“Gone But Not Forgotten: Buffalo Bird Woman Laments the Death of Indian Culture

       In this excerpt from her 1921 as-told-to memoirs, Hidatsa tribe member Buffalo Bird woman recalls better days before the arrival of an overbearing white Christian culture.

         I am an old woman now. The buffaloes and black-tail deer are gone, and our Indian ways are almost gone. Sometimes I find it hard to believe that I ever lived them.

           My little son grew up in the white man’s school. He can read books, and he owns cattle and has a farm. He is a leader among our Hidatsa people, helping teach them to follow the white man’s road.

       He is kind to me. We no longer live in an earth lodge, but in a house with chimneys; and my son’s wife cooks by a stove. But for me, I cannot forget our old ways. Often in summer I rise at daybreak and steal out to the cornfields; and as I hoe the corn I sing to it, as we did when I was young. No one cares for our corn songs now.

       Sometimes at evening I sit, looking out on the big Missouri. The sun sets, and dusk steals over the water. In the shadows I seem again to see our Indian village, with smoke curling upward from the earth lodges; and in the river’s roar I hear the yells of the warriors, the laughter of little children as of old. It is but an old woman’s dream. Again I see but shadows and hear only the roar of the river; and tears come into my eyes. Our Indian life, I know, is gone forever.

“Waheenee: An Indian Girl’s Story Told by Herself to Gilbert L. Wilson,” North Dakota History: Journal of the Northern Plains, vol. 38, nos. 1 & 2 (Winter/Spring 1971). Reprinted in Peter Nabokov, ed., Native American Testimony (New York:

Viking, 1991), 182.

 

 

Quiet Compromise: Goodbird Takes Up the Ways of the White Man

Edward Goodbird, a Hidatsa, recounts the subtle ways in which Indians managed to retain small aspects of their culture in the face of white efforts to exorcise Native-American customs and beliefs.

 

        The time came when we had to forsake our village at Like-a-fish-hook Bend, for the government wanted the Indians to become farmers. “ You should take allotments,” our agent would say. “ The big game is being killed off, and you must plant bigger fields or starve. The government will give you plows and cattle.”

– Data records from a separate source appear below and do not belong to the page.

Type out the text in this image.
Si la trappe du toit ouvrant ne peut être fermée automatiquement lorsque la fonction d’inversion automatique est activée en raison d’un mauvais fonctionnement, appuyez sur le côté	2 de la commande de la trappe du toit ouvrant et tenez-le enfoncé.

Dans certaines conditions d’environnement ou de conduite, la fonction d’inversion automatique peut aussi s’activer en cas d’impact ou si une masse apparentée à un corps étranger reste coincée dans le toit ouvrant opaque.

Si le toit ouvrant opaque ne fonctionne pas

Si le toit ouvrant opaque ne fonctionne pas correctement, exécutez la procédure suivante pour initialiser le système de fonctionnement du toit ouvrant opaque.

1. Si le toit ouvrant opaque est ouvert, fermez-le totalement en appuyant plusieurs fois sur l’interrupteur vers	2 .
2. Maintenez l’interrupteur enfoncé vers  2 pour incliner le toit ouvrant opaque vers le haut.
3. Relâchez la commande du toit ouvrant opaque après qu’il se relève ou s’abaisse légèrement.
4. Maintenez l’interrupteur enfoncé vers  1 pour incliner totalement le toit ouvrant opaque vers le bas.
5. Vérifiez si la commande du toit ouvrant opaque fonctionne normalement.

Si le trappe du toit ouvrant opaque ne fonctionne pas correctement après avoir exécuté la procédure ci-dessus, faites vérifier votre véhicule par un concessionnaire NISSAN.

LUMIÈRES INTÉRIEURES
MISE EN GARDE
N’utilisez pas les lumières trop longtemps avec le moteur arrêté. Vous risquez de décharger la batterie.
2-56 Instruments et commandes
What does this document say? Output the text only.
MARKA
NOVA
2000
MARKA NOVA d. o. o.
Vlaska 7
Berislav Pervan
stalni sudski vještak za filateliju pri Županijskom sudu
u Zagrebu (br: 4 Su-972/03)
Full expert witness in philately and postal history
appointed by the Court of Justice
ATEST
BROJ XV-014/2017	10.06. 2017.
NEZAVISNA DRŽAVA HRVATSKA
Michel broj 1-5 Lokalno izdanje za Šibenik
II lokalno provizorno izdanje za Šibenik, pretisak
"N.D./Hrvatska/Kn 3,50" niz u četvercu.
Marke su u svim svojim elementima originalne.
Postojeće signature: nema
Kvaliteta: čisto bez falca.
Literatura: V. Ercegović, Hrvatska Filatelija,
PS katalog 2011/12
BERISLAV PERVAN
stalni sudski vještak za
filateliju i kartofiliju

All knew that the agent’s words were true, and little by little our village was broken up. In the summer of my sixteenth year nearly a third of my tribe left to take up allotments.

            We had plenty of land; our reservation was twice the size of Rhode Island, and our united tribes, with the Rees who joined us, were less than thirteen hundred souls. Most of the Indians chose allotments along the Missouri, where the soil was good and drinking water easy to get.                      Unallotted lands were to be sold and the money given to the three tribes.

            Forty miles above our village, the Missouri makes a wide bend around a point called Independence Hill, and here my father and several of his relatives chose their allotments. The bend enclosed a wide strip of meadow land, offering hay for our horses. The soil along the river was rich and in the bottom stood a thick growth of timber.

        My father left the village, with my mother and me, in June. He had a wagon, given him by the agent; this he unbolted and took over the river piece by piece, in a bull boat; our horses swam.

          We camped at Independence in a tepee, while we busied ourselves building a

cabin. My father cut the logs; they were notched at the ends, to lock into one another at the corners. A heavier log, a foot in thickness, made the ridge pole. The roof was of willows and grass, covered with sods. Cracks between the logs were plastered with clay, mixed with short grass. The floor was of earth, but we had a stove.  We were a month putting up our cabin.

       Though my father’s coming to Independence was step toward civilization, it had one ill effect: it removed me from the good influences of the mission school, so that for a time I fell back into Indian ways. Winter, also, was not far off; the season was too late for us to plant corn, and the rations issued to us every two weeks rarely lasted more than two or three days. To keep our family in meat, I turned hunter.

         There were no buffaloes on the reservation, but blacktailed deer were plentiful, and in the hills were a good many antelopes. I had a Winchester rifle, a 40.60 caliber, and I was a good shot.

             To hunt deer, I arose before daylight and went to the woods along the Missouri. Deer feed much at night, and as evening came on, they would leave the thick underbrush by the river and go into the hills to browse on the rich prairie grasses.